Cerca de 200 metros depois uma bolha embaixo do meu dedão esquerdo estourou e eu decidi que seria burrice continuar insistindo naquilo.


Para não ser desclassificado eu teria que correr os próximos 45 km em 6 horas, sendo que o percurso era muito mais inclinado e difícil tecnicamente. 




Eu estava molhado. Meu pé estava fudido. Eu já estava sem motivação alguma para terminar aquilo...


Então eu desisti.


Considerações finais


Dizem que aprendemos mais com os erros do que com os acertos. Eu não estou aqui para dar lição de moral a ninguém - não gosto disso e nem me sinto qualificado - mas posso dizer as lições que tirei da minha experiência, e você decide se leva a sério ou não.

Posso dizer que, sem duvida nenhuma, aprendi muito mais falhando em correr 160 km do que completando com sucesso os 100 km no ano passado.

É muito fácil esquecer de todos os perrengues que se passa quando no final das contas você sai vitorioso. De alguma forma tudo o que você fez parece de alguma forma ter dado certo. 

Existe um fenómeno chamado confirmados bias que eu acho que se encaixa perfeitamente aqui. É quando uma pessoa passa por debaixo de dois semáforos que se apagam no exato momento e então começam a achar que possuem propriedade magnéticas especais. Mas elas ignoram as centenas de outros semáforos que não se apagaram.

Você começa a levar em conta aquilo que reforça o que você acredita e descarta (as vezes sem perceber) todos os fatos contrários.

Eu acredito que isto é o que aconteceu quando eu corri os 100 km. Eu simplesmente descartei tudo o que deu errado e acabei ficando confiante demais.

Meu pé também ficou molhado nos 100 km. Eu também fiquei cansado e me perdi em alguns pontos. Eu desanimei e pensei em desistir. Mas tudo isso aconteceu durante uma corrida de 100 km. Não de 160.

Talvez se eu tivesse falhado, eu teria levado mais meias para trocar durante o percurso. Tomaria mais cuidado nos trechos confusos e seria mais cuidado de modo geral.

Mas não. Como eu consegui correr 100 km, achei que era invencível e que com certeza completaria 160 km. Afinal, eram "apenas 60 a mais".

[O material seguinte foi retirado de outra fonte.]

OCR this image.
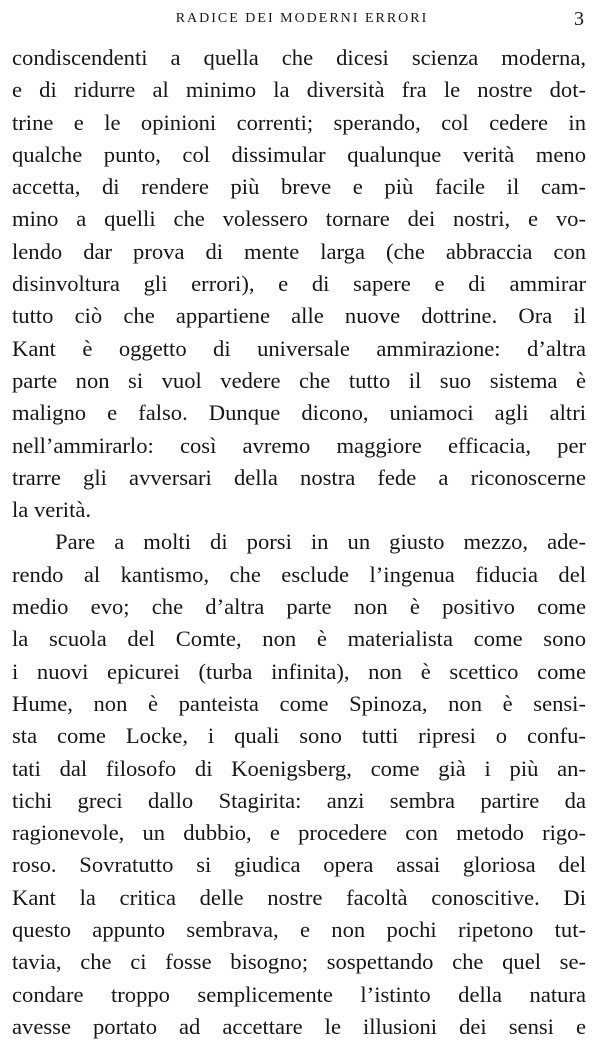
RADICE DEI MODERNI ERRORI	3
condiscendenti a quella che dicesi scienza moderna,
e di ridurre al minimo la diversità fra le nostre dot-
trine e le opinioni correnti; sperando, col cedere in
qualche punto, col dissimular qualunque verità meno
accetta, di rendere più breve e più facile il cam-
mino a quelli che volessero tornare dei nostri, e vo-
lendo dar prova di mente larga (che abbraccia con
disinvoltura gli errori), e di sapere e di ammirar
tutto ciò che appartiene alle nuove dottrine. Ora il
Kant è oggetto di universale ammirazione: d’altra
parte non si vuol vedere che tutto il suo sistema è
maligno e falso. Dunque dicono, uniamoci agli altri
nell’ammirarlo: così avremo maggiore efficacia, per
trarre gli avversari della nostra fede a riconoscerne
la verità.
Pare a molti di porsi in un giusto mezzo, ade-
rendo al kantismo, che esclude l’ingenua fiducia del
medio evo; che d’altra parte non è positivo come
la scuola del Comte, non è materialista come sono
i nuovi epicurei (turba infinita), non è scettico come
Hume, non è panteista come Spinoza, non è sensi-
sta come Locke, i quali sono tutti ripresi o confu-
tati dal filosofo di Koenigsberg, come già i più an-
tichi greci dallo Stagirita: anzi sembra partire da
ragionevole, un dubbio, e procedere con metodo rigo-
roso. Sovratutto si giudica opera assai gloriosa del
Kant la critica delle nostre facoltà conoscitive. Di
questo appunto sembrava, e non pochi ripetono tut-
tavia, che ci fosse bisogno; sospettando che quel se-
condare troppo semplicemente l’istinto della natura
avesse portato ad accettare le illusioni dei sensi e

Posso listar aqui várias coisas que me impediram de terminar a corrida. Mas de forma geral todos eles apontam por uma mesma causa: eu ignorei tudo o que podia dar errado e subestimei a distância.

Não me entendam errado. Estar confiante é fundamental para se meter numa prova dessas. Mas as vezes só força de vontade não basta. É preciso usar o bom senso e inteligência.

Acho importante destacar aqui que eu não estou tentando justificar nada aqui. No final das contas eu desisti, e ninguém está se sentindo pior do que eu por causa disso.

Odeio pessoas que desistem fácil. Odeio começar algo e não terminar. Odeio ser fraco.

Mas como disse Chico Xavier, você não voltar ao passado e criar um novo início. Mas pode trabalhar no presente para criar um novo fim.

Hora de parar de mimimi e ir treinar para deixar de ser fraco.